Welcome to the second Sunday of Advent! We recall the story of Joseph: Gen. 37:23-28; 45:3-15 This week’s theme is Peace, but as we will see, Joseph didn’t have the most peaceful childhood.
When Joseph came up to his brothers, they stripped Joseph of his tunic, the ornamented tunic that he was wearing, and took him and cast him into the pit. The pit was empty; there was no water in it.
Then they sat down to a meal. Looking up, they saw a caravan of Ishmaelites coming from Gilead, their camels bearing gum, balm, and ladanum to be taken to Egypt. Then Judah said to his brothers, “What do we gain by killing our brother and covering up his blood? Come, let us sell him to the Ishmaelites, but let us not do away with him ourselves. After all, he is our brother, our own flesh.” His brothers agreed. When Midianite traders passed by, they pulled Joseph up out of the pit. They sold Joseph for twenty pieces of silver to the Ishmaelites, who brought Joseph to Egypt.

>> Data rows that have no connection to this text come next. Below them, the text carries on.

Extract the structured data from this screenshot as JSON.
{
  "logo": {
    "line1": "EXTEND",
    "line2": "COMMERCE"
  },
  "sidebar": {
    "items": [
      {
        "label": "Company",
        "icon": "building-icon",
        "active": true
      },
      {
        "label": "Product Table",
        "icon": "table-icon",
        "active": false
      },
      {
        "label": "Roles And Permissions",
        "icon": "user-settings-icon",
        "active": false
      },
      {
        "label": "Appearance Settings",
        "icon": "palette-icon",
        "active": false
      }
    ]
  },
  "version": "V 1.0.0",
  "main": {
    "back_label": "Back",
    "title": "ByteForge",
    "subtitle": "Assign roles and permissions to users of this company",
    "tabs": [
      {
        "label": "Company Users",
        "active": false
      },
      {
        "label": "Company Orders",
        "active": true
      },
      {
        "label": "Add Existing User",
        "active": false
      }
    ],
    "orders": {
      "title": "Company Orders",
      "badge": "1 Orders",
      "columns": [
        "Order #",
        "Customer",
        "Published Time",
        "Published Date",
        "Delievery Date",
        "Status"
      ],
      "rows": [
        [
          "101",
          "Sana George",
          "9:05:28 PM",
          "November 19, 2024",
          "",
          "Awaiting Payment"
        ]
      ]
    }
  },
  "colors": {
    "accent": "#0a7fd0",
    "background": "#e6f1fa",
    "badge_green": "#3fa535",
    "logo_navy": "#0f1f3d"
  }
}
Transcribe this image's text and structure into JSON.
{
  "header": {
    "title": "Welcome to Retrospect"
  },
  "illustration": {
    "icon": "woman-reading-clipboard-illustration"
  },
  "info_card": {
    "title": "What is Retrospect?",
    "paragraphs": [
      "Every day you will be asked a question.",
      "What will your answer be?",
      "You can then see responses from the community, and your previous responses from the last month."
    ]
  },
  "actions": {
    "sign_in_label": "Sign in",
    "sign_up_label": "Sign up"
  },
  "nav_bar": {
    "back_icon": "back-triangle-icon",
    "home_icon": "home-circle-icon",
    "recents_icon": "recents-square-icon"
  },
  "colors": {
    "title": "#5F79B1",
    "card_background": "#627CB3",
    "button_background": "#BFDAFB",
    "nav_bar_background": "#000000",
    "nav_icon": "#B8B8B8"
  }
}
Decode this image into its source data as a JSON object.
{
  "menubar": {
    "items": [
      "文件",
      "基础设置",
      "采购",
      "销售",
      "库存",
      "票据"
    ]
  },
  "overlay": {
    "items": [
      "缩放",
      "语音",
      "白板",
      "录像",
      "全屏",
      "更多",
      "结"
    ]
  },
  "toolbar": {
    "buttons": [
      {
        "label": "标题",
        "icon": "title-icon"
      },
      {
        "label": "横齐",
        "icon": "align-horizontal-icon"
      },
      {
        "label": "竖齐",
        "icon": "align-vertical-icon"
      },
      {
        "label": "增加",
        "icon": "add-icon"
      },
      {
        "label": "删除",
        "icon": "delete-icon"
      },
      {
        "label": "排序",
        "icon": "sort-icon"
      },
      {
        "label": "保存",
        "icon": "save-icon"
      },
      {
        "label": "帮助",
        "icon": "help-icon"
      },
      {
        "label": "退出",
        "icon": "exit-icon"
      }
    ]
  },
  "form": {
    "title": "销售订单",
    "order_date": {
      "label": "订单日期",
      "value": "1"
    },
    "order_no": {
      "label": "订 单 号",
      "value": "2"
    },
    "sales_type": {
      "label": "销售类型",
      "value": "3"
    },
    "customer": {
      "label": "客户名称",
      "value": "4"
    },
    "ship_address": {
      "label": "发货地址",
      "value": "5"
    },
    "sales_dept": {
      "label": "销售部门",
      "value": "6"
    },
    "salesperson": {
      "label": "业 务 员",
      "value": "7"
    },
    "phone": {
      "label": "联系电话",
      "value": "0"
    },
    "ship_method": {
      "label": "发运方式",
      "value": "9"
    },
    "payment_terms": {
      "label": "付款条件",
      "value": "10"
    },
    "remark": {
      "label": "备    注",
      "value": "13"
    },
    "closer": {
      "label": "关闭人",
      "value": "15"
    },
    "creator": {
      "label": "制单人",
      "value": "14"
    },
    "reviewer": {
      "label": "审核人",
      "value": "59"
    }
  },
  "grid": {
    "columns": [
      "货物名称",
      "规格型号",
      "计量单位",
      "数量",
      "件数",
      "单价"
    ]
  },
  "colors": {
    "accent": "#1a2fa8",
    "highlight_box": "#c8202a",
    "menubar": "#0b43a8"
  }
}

Joseph said to his brothers, “I am Joseph. Is my father still well?” But his brothers could not answer him, so dumbfounded were they on account of him.
Then Joseph said to his brothers, “Come forward to me.” And when they came forward, he said, “I am your brother Joseph, he whom you sold into Egypt. Now, do not be distressed or reproach yourselves because you sold me hither; it was to save life that God sent me ahead of you. It is now two years that there has been famine in the land, and there are still five years to come in which there shall be no yield from tilling. God has sent me ahead of you to ensure your survival on earth, and to save your lives in an extraordinary deliverance. So, it was not you who sent me here, but God; and He has made me a father to Pharaoh, lord of all his household, and ruler over the whole land of Egypt.
Now, hurry back to my father and say to him: Thus says your son Joseph, “God has made me lord of all Egypt; come down to me without delay. You will dwell in the region of Goshen, where you will be near me — you and your children and your grandchildren, your flocks and herds, and all that is yours. There I will provide for you — for there are yet five years of famine to come — that you and your household and all that is yours may not suffer want.” You can see for yourselves, and my brother Benjamin for himself, that it is indeed I who am speaking to you. And you must tell my father everything about my high station in Egypt and all that you have seen; and bring my father here with all speed.”
With that he embraced his brother Benjamin around the neck and wept, and Benjamin wept on his neck. He kissed all his brothers and wept upon them; only then were his brothers able to talk to him.
These are ancient Olympic coins, on display at the Detroit Institute of Arts, but we can imagine what the coins may have looked like which Joseph’s brothers received from the Ishmaelite traders.